The disposition of the others is reported in Fig. 7. The top-left part of the ADME-Space allocates the four indoles with a ring moiety at the terminus of the side chain, whereas the derivatives without the ring moiety are located in the right-bottom part of the map. Furthermore, Fig. 7 shows how very similar molecules (based on the chemical structures), but with very different human metabolic stability will be grouped by their metabolic stability and not by their structure. This is the reason why two groups of molecules are emerging in very different regions of the space, one for low metabolic stability (red nodes) one for high metabolic stability (green nodes).

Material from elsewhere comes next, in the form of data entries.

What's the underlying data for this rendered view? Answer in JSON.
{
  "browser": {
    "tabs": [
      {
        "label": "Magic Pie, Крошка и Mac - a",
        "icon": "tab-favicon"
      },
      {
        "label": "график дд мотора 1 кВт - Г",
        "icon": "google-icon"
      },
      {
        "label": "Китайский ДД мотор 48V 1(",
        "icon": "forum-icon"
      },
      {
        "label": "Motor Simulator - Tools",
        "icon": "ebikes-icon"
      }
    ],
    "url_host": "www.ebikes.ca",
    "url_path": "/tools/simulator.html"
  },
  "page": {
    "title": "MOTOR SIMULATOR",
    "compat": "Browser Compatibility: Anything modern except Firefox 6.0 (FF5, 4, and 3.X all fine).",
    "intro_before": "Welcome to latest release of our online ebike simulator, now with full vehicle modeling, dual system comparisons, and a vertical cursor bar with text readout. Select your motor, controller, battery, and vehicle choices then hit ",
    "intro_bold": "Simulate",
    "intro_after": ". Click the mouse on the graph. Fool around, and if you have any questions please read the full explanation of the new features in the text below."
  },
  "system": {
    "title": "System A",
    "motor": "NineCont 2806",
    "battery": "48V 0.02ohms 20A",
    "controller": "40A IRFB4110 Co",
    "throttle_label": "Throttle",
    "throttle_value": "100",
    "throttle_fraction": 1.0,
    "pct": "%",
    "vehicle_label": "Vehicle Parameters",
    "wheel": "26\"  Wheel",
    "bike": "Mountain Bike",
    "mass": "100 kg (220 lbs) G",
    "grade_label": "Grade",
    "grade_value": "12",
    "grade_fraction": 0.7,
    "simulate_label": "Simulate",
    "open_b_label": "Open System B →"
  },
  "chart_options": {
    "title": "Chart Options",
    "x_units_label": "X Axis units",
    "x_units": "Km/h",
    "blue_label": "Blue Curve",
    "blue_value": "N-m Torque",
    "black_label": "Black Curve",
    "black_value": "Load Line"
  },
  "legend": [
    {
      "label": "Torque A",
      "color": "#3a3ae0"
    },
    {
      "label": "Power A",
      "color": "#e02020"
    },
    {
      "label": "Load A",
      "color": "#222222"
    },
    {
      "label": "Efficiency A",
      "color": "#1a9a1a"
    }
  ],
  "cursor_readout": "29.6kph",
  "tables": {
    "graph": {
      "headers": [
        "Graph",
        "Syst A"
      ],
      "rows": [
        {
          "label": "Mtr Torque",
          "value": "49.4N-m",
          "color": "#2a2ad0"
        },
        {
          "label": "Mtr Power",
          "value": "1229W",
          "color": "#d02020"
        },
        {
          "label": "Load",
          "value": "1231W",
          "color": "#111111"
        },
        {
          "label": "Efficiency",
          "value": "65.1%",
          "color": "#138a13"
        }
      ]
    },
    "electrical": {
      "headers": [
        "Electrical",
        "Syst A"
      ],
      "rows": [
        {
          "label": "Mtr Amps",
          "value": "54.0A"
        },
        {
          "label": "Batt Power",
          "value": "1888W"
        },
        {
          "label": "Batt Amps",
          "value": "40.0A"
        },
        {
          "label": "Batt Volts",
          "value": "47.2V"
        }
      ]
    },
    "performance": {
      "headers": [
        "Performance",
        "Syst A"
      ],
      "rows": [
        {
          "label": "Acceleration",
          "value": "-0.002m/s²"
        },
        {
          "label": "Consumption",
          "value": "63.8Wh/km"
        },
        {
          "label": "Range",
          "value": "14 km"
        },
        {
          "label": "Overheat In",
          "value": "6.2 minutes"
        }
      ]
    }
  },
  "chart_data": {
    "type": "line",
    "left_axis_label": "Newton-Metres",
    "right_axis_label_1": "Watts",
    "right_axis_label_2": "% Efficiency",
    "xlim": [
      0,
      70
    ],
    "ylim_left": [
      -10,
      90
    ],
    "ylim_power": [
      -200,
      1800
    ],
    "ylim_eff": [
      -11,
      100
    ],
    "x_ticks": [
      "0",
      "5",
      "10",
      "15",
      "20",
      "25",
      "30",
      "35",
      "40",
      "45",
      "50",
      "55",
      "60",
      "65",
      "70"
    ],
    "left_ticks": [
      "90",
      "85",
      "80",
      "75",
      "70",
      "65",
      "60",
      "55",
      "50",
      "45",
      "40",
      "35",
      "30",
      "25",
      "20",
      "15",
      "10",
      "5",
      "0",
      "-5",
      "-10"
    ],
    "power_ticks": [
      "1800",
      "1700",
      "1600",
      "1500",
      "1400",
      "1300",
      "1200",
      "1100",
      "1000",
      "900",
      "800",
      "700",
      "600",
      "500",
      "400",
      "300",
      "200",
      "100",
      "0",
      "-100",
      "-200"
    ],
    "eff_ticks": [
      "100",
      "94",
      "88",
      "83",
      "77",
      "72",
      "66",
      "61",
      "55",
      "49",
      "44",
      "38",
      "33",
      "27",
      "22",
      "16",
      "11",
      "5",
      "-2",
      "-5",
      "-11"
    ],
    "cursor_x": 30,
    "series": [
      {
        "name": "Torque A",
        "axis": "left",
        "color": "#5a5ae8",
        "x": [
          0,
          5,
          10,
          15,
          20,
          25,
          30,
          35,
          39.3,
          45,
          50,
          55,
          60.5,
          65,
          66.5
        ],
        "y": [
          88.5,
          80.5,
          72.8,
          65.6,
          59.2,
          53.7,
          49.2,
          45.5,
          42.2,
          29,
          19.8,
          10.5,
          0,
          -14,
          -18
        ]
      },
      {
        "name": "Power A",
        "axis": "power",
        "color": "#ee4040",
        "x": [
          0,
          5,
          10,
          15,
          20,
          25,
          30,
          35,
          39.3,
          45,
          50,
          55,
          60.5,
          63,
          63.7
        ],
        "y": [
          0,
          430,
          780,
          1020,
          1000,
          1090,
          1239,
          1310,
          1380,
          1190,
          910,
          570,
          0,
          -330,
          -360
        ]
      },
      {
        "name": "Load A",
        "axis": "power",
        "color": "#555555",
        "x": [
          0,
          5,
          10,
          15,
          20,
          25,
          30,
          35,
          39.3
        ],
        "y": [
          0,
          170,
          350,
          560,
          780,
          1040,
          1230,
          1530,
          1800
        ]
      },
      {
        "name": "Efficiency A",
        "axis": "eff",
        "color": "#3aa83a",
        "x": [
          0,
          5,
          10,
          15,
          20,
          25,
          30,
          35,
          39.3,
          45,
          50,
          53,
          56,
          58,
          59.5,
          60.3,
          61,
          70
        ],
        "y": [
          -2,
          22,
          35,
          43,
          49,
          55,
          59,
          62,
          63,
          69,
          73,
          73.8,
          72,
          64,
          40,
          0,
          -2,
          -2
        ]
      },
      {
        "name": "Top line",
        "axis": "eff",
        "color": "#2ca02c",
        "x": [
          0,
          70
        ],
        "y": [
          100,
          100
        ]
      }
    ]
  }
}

This means that In general, the model seems to consider similar, in terms of ADME, molecules with minor modifications (just one or two atoms are different). On the other hand, more relevant structural differences (like the addition of an aliphatic ring at the chain) cause important ADME-cliffs. As a result, molecules with approximately 80% of the structure in common, that in a fingerprint-based or VolSurf+-like based PCA would lie very closely, belong to nodes of the space that are far from each other. The fact that different chemical moieties may significantly alter the ADME profile of molecules is not new; what is noteworthy is that the space detected this alteration without any experimental check, confirming this method a useful tool in drug design.
Application 5: Analysis of a new ADME property
We demonstrated here the ability of the ADME-Space to describe a naïve ADME property (which is not included in the ADME property used to create the map). We take the example of solubility experiments, measured on internal compounds by reprecipitation from DMSO stock solutions in buffer. The reported map shows clearly region of low solubility (red) and high solubility (green) (see Fig. 8).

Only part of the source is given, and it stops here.